What is a Bill of Review?
A bill of review is an equitable proceeding, seeking to set aside a prior judgment that is no longer subject to challenge by a motion for new trial or appeal. Although it is an equitable proceeding, the fact that an injustice has occurred is not sufficient to justify relief. While the typical scenario for a bill of review is a default judgment, a bill of review may actually be filed after any other type of judgment.
A bill of review, when properly brought, is a direct attack on a judgment. A direct attack is a proceeding brought for the purpose of changing a former judgment and securing the rendition of a correct judgment.
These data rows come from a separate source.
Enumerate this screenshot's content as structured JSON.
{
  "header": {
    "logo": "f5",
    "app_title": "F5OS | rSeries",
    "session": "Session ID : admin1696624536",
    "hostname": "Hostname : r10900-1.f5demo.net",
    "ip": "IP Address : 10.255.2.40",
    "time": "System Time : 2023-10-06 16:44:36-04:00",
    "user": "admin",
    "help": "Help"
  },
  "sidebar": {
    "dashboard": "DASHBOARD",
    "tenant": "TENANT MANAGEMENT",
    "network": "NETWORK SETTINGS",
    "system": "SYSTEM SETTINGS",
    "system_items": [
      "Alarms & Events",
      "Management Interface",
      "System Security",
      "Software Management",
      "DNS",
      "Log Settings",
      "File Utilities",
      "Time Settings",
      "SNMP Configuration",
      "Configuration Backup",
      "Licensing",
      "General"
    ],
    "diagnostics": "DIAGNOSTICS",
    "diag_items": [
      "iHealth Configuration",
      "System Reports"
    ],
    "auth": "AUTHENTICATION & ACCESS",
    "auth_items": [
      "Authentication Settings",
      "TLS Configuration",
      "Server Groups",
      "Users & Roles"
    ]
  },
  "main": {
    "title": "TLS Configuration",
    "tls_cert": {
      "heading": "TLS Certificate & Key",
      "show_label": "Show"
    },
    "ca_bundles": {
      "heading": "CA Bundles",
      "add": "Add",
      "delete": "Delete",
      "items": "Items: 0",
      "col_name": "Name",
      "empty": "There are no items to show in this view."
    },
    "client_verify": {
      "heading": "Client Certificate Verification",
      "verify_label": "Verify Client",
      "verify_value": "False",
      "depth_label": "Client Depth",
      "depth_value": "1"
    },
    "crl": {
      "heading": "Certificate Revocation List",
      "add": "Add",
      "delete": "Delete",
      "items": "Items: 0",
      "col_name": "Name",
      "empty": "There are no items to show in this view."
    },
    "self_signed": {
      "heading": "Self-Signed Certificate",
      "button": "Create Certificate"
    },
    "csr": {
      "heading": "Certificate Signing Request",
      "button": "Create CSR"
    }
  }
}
When a bill of review fails as a direct attack, it may instead constitute a collateral attack.
What are the elements of a bill of review?
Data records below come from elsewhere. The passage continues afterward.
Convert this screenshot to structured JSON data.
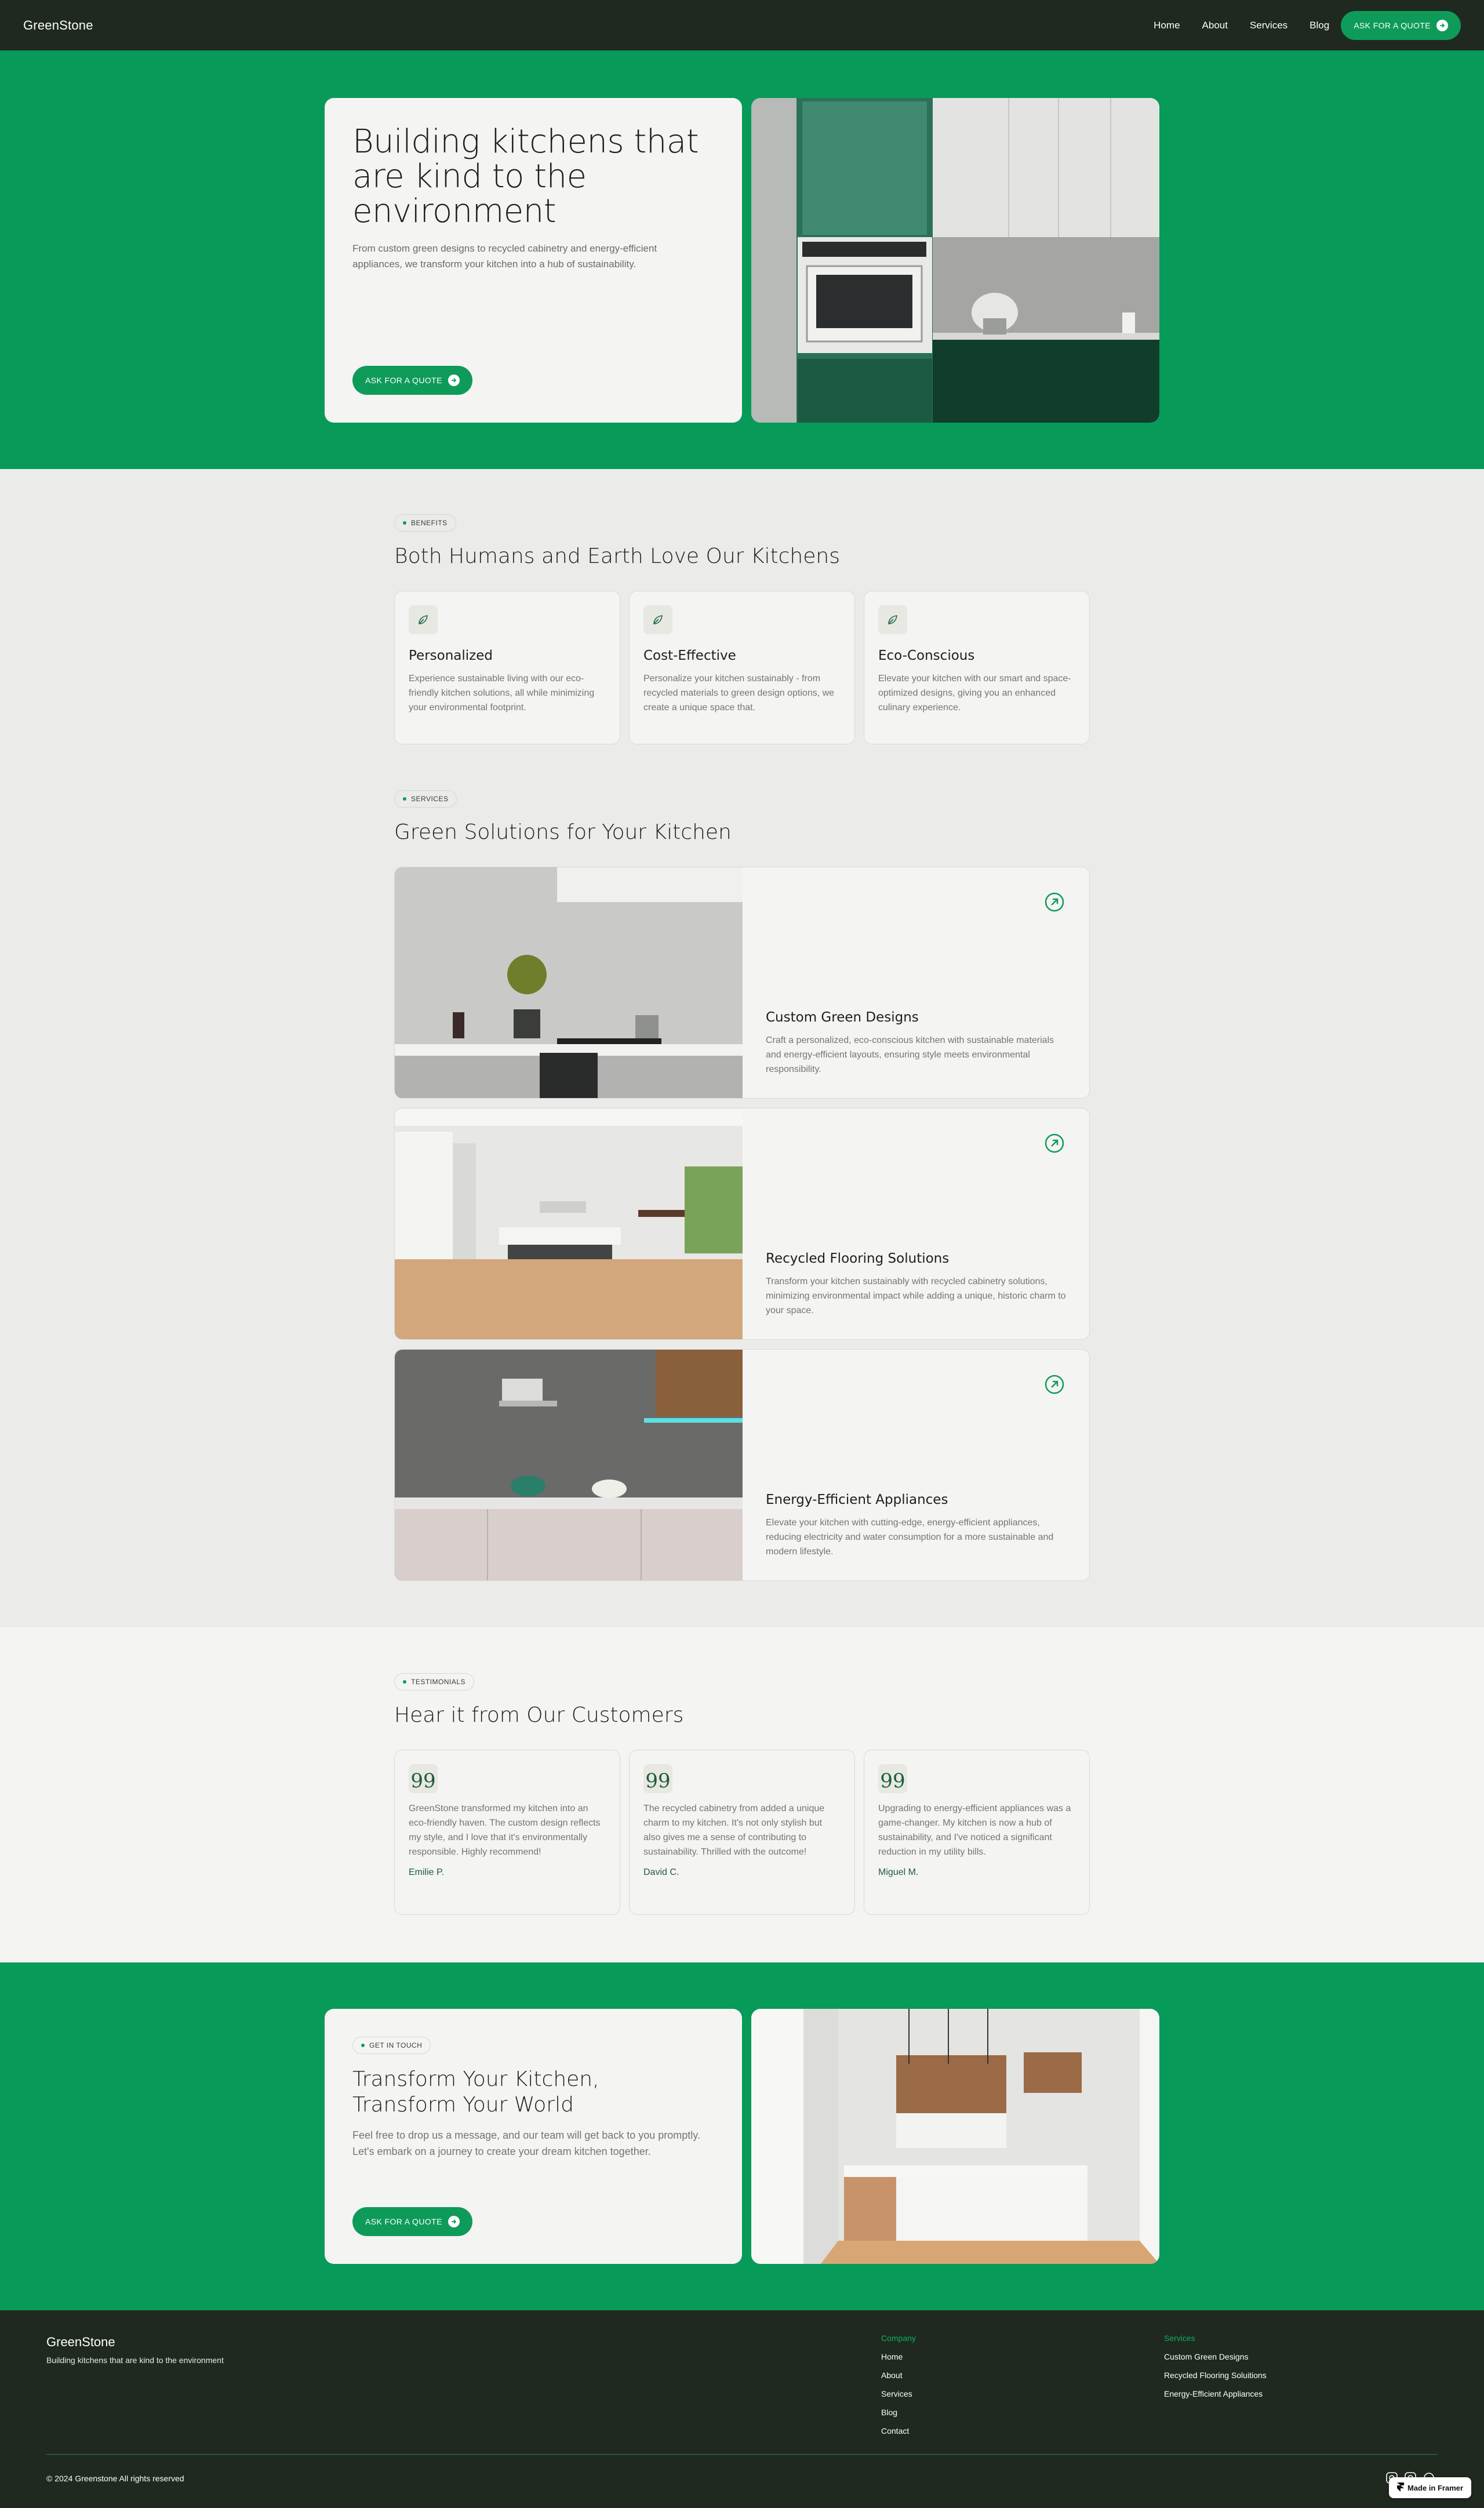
{
  "colors": {
    "brand_green": "#079a58",
    "dark": "#1f2920",
    "light": "#f4f4f3",
    "bg": "#ebebea"
  },
  "nav": {
    "logo": "GreenStone",
    "links": [
      "Home",
      "About",
      "Services",
      "Blog"
    ],
    "cta": "ASK FOR A QUOTE"
  },
  "hero": {
    "title": "Building kitchens that are kind to the environment",
    "text": "From custom green designs to recycled cabinetry and energy-efficient appliances, we transform your kitchen into a hub of sustainability.",
    "cta": "ASK FOR A QUOTE"
  },
  "benefits": {
    "tag": "BENEFITS",
    "title": "Both Humans and Earth Love Our Kitchens",
    "items": [
      {
        "icon": "leaf-icon",
        "title": "Personalized",
        "text": "Experience sustainable living with our eco-friendly kitchen solutions, all while minimizing your environmental footprint."
      },
      {
        "icon": "leaf-icon",
        "title": "Cost-Effective",
        "text": "Personalize your kitchen sustainably - from recycled materials to green design options, we create a unique space that."
      },
      {
        "icon": "leaf-icon",
        "title": "Eco-Conscious",
        "text": "Elevate your kitchen with our smart and space-optimized designs, giving you an enhanced culinary experience."
      }
    ]
  },
  "services": {
    "tag": "SERVICES",
    "title": "Green Solutions for Your Kitchen",
    "items": [
      {
        "title": "Custom Green Designs",
        "text": "Craft a personalized, eco-conscious kitchen with sustainable materials and energy-efficient layouts, ensuring style meets environmental responsibility."
      },
      {
        "title": "Recycled Flooring Solutions",
        "text": "Transform your kitchen sustainably with recycled cabinetry solutions, minimizing environmental impact while adding a unique, historic charm to your space."
      },
      {
        "title": "Energy-Efficient Appliances",
        "text": "Elevate your kitchen with cutting-edge, energy-efficient appliances, reducing electricity and water consumption for a more sustainable and modern lifestyle."
      }
    ]
  },
  "testimonials": {
    "tag": "TESTIMONIALS",
    "title": "Hear it from Our Customers",
    "items": [
      {
        "quote": "GreenStone transformed my kitchen into an eco-friendly haven. The custom design reflects my style, and I love that it's environmentally responsible. Highly recommend!",
        "name": "Emilie P."
      },
      {
        "quote": "The recycled cabinetry from added a unique charm to my kitchen. It's not only stylish but also gives me a sense of contributing to sustainability. Thrilled with the outcome!",
        "name": "David C."
      },
      {
        "quote": "Upgrading to energy-efficient appliances was a game-changer. My kitchen is now a hub of sustainability, and I've noticed a significant reduction in my utility bills.",
        "name": "Miguel M."
      }
    ]
  },
  "cta": {
    "tag": "GET IN TOUCH",
    "title": "Transform Your Kitchen, Transform Your World",
    "text": "Feel free to drop us a message, and our team will get back to you promptly. Let's embark on a journey to create your dream kitchen together.",
    "button": "ASK FOR A QUOTE"
  },
  "footer": {
    "logo": "GreenStone",
    "tagline": "Building kitchens that are kind to the environment",
    "company_heading": "Company",
    "company_links": [
      "Home",
      "About",
      "Services",
      "Blog",
      "Contact"
    ],
    "services_heading": "Services",
    "services_links": [
      "Custom Green Designs",
      "Recycled Flooring Soluitions",
      "Energy-Efficient Appliances"
    ],
    "copyright": "© 2024 Greenstone All rights reserved",
    "badge": "Made in Framer"
  }
}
A bill of review plaintiff who does not dispute that he was properly served in the underlying action must plead and prove:
- a meritorious defense to the underlying cause of action,
- that the plaintiff was prevented from making by the fraud, accident or wrongful act of the opposing party or official mistake,
- unmixed with any fault or negligence on the plaintiff’s own part.
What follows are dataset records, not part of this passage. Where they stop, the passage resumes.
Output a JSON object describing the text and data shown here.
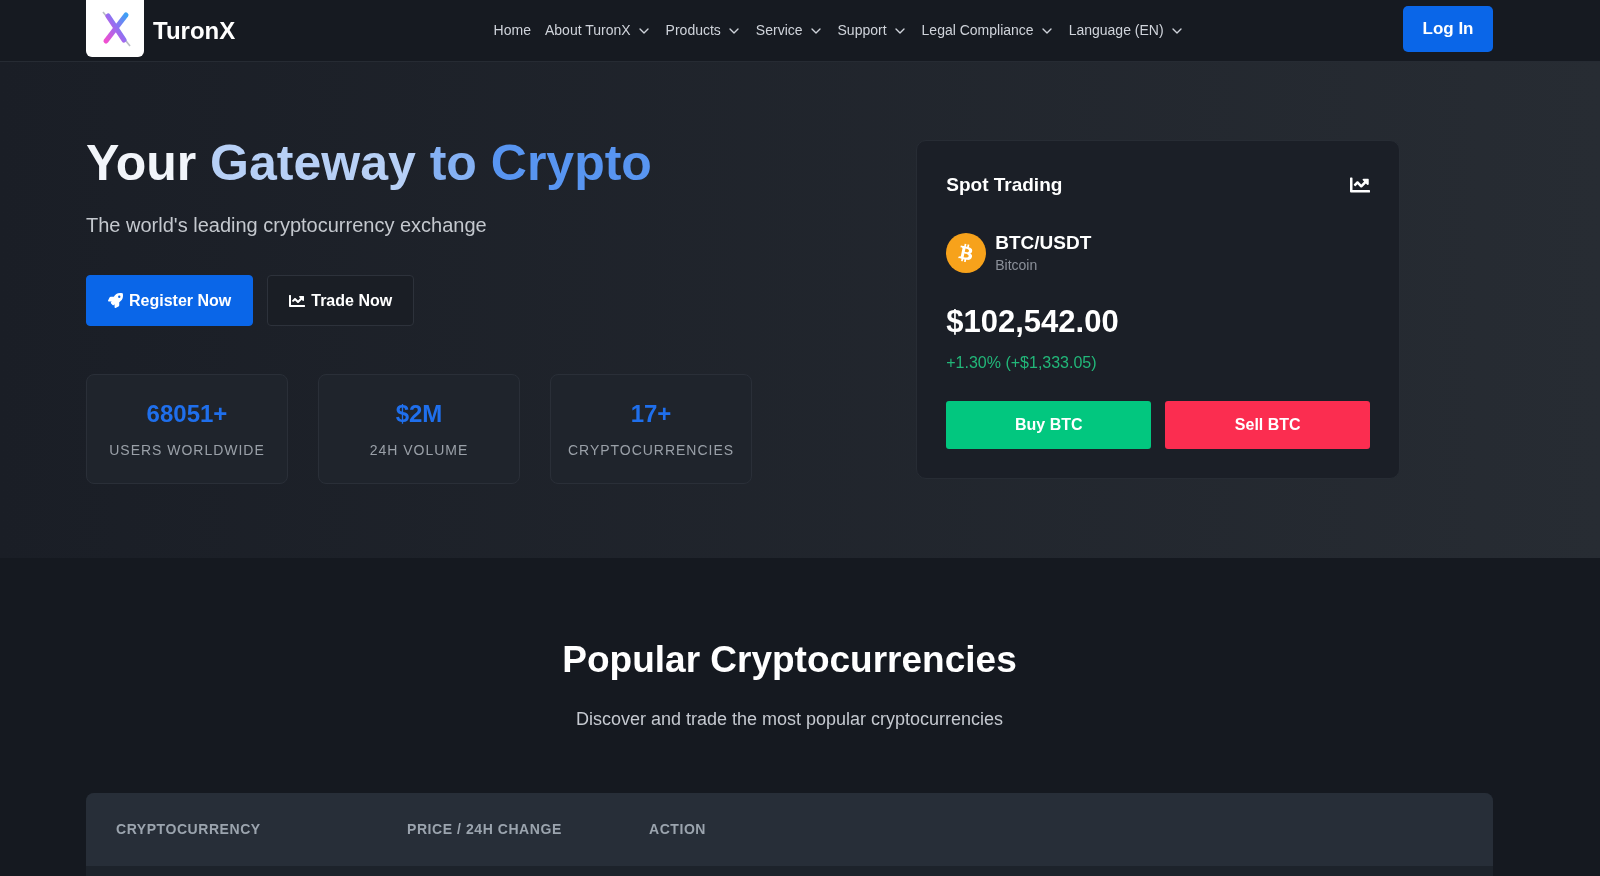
{
  "header": {
    "brand": "TuronX",
    "nav": [
      {
        "label": "Home",
        "dropdown": false
      },
      {
        "label": "About TuronX",
        "dropdown": true
      },
      {
        "label": "Products",
        "dropdown": true
      },
      {
        "label": "Service",
        "dropdown": true
      },
      {
        "label": "Support",
        "dropdown": true
      },
      {
        "label": "Legal Compliance",
        "dropdown": true
      },
      {
        "label": "Language (EN)",
        "dropdown": true
      }
    ],
    "login_button": "Log In"
  },
  "hero": {
    "title": "Your Gateway to Crypto",
    "subtitle": "The world's leading cryptocurrency exchange",
    "buttons": [
      {
        "label": "Register Now",
        "kind": "primary"
      },
      {
        "label": "Trade Now",
        "kind": "outline"
      }
    ],
    "stats": [
      {
        "value": "68051+",
        "label": "USERS WORLDWIDE"
      },
      {
        "value": "$2M",
        "label": "24H VOLUME"
      },
      {
        "value": "17+",
        "label": "CRYPTOCURRENCIES"
      }
    ]
  },
  "trade_card": {
    "title": "Spot Trading",
    "pair": "BTC/USDT",
    "coin": "Bitcoin",
    "price": "$102,542.00",
    "change": "+1.30% (+$1,333.05)",
    "buttons": [
      {
        "label": "Buy BTC",
        "kind": "buy"
      },
      {
        "label": "Sell BTC",
        "kind": "sell"
      }
    ]
  },
  "markets": {
    "title": "Popular Cryptocurrencies",
    "subtitle": "Discover and trade the most popular cryptocurrencies",
    "table": {
      "columns": [
        "CRYPTOCURRENCY",
        "PRICE / 24H CHANGE",
        "ACTION"
      ]
    }
  }
}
However, once a bill-of-review applicant proves the absence of service or lack of notice of the dispositive trial setting, the applicant is relieved of proving the traditional elements and the court may grant the applicant’s petition if it is timely.
Generally, a bill-of-review plaintiff must file his claim within four years of rendition of the judgment he attacks.
The Standard of Review for a Bill of Review
In reviewing the granting or denial of a bill of review, an appellate court draws every presumption in favor of the lower court’s ruling, which will not be disturbed unless it is affirmatively shown that there was an abuse of discretion. The trial court may be reversed for abusing its discretion if it has acted in an unreasonable or arbitrary manner or without reference to any guiding rules and principles.
The Meritorious Defense Requirement and Procedure
With regard to the meritorious defense requirement, the petition must allege, with particularity, sworn facts sufficient to constitute a meritorious defense and, as a pretrial matter, present prima facie proof to support the contention.
A prima facie meritorious defense is made out when it is determined that the complainant’s defense is not barred as a matter of law and that he will be entitled to judgment on retrial if no evidence to the contrary is offered. This determination is a question of law for the court.
Prima facie proof may be comprised of documents, answers to interrogatories, admissions, and affidavits on file along with such other evidence as the trial court may receive in its discretion. The bill of review defendant may respond with like proof showing that the defense is barred as a matter of law, but factual questions arising out of factual disputes are resolved in favor of the complainant for the purposes of this pretrial, legal determination.
If the court determines that a prima facie meritorious defense has not been made out, the proceeding terminates and the trial court must dismiss the case. If a prima facie meritorious defense is shown, the court will then conduct a trial on the bill of review petition where the other elements will be considered.